A piece I wrote some years ago …
In 1987 my girlfriend (not yet wife) and I moved out of Dublin city and into a rented bungalow in a small village 17 miles to the north. The main attraction was the large garage where we could do the screenprinting and signwriting that sustained us at the time. The economy of the area depended on fishing and market gardening … a big change from city life.
Soon we met a friendly young couple from Birmingham who lived round the corner, and started to drink and play chess with them. It wasn’t long before the male half of the couple said ‘Have you ever heard of Ted Hawkins?’ We hadn’t.
He loaned us a cassette of Watch Your Step, and we listened to it all the time while working in the garage … I associate it with the smell of paint and of the roll-up cigarettes that my wife smoked at the time (as did our new friends). The songs were varied, often quirky and strangely catchy; Hawkins’ guitar-playing was rudimentary but his voice was superb … harsh yet vulnerable, and full of raw emotion.
Ted was in his fifties by then … the final decade of his life. He was a big man from Mississippi who had lived the hard life of poverty, crime and heroin addiction. While busking on Venice Beach, California he’d been ‘discovered’ several times (Watch Your Step was recorded in 1971), but each time, it seems, he went back to the busking.
We lived in the village for only three months … the owner of the house we were renting was deported from America, or so she said … we suspected that she was just homesick. In any case, she and her family wanted to move back in, so we had to go, and we rented a flat and a lock-up garage in Dublin.
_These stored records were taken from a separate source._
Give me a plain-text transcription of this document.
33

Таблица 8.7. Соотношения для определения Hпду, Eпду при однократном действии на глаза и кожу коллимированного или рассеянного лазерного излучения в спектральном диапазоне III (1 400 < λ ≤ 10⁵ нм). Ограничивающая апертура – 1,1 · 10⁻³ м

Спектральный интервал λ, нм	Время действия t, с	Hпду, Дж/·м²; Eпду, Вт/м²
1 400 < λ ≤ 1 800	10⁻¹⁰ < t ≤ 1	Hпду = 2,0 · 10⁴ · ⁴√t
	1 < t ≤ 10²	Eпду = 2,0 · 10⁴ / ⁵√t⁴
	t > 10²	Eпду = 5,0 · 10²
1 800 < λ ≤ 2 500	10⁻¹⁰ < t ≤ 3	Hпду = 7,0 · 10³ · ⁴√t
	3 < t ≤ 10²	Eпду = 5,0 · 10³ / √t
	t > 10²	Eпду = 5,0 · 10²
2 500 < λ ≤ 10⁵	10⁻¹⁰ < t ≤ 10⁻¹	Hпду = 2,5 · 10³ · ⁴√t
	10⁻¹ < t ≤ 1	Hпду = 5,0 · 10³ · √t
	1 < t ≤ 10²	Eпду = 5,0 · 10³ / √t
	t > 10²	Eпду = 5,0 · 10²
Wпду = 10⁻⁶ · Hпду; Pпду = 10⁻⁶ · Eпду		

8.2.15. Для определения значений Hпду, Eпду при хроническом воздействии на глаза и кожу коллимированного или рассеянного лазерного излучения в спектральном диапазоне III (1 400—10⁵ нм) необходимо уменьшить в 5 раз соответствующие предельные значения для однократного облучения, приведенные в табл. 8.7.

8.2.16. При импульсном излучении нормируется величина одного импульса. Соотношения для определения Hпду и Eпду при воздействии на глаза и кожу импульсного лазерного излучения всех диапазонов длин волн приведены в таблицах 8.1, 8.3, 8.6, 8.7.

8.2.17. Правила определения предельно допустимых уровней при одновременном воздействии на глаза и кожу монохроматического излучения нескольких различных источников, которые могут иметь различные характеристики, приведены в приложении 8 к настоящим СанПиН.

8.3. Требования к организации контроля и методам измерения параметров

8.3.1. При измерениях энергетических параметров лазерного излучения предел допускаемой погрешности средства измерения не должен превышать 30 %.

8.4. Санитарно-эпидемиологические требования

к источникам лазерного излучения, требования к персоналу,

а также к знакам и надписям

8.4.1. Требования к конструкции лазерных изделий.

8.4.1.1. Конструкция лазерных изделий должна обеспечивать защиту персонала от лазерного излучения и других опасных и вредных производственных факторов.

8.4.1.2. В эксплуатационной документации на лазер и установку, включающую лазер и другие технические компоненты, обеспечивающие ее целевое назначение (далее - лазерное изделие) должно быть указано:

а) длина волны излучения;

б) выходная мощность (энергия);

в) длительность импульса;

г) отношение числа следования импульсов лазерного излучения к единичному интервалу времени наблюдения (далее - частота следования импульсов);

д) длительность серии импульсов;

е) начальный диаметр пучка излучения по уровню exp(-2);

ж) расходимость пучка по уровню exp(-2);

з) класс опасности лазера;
Our Birmingham friends, who had a baby and a somewhat unconventional lifestyle, moved to a small island off the south coast of Ireland … he and I started a game of chess by post, but didn’t keep it up too long.
Later that year we saw Ted Hawkins playing live twice … once in the Olympia Theatre and once, appropriately, in the Hawkins on Hawkins Street … on the latter night a crowd of us were celebrating my sister-in-law’s 21st birthday (she was a big fan too by then).
Ted’s musical tastes were promiscuous … he seemed to be equally at home singing blues, country, soul, advertising jingles, and cheesy ballads that he just about managed to rescue with his soaring vocals and intense performance … the first version of ‘Wind Beneath My Wings’ (and the only good one) that I heard was at one of his gigs. I suppose he always had the heart of a busker … a man with no image to maintain, and no interest in seeming cool.
Within a year my girlfriend and I were married had moved to England, and we more or less forgot about Ted. I think he spent his final years in England, living with his manager and the manager’s family. His life was unusual and unstructured. He was 58 years old at the time of his death.
He lives on in his music … I would certainly recommend Watch Your Step if you can get you hands on the CD.
Aw that was my best ever birthday. Who else was with us bob? Dave? Chris?
I seem to remember the stage was high and the ceiling was low and Ted, being tall seemed terribly squished. He was amazing though.
Ted Hawkins in The Hawkins on Hawkins Street.
I’m sure Liam was there too. Can’t remember who else.
I was at both gigs too, Hawkins House on Hawkins Street and the Olympia. Hawkins House no longer exists. I have photos from that gig buried away somewhere. Must dig them out.
Thanks, Ken. It would be good to see them.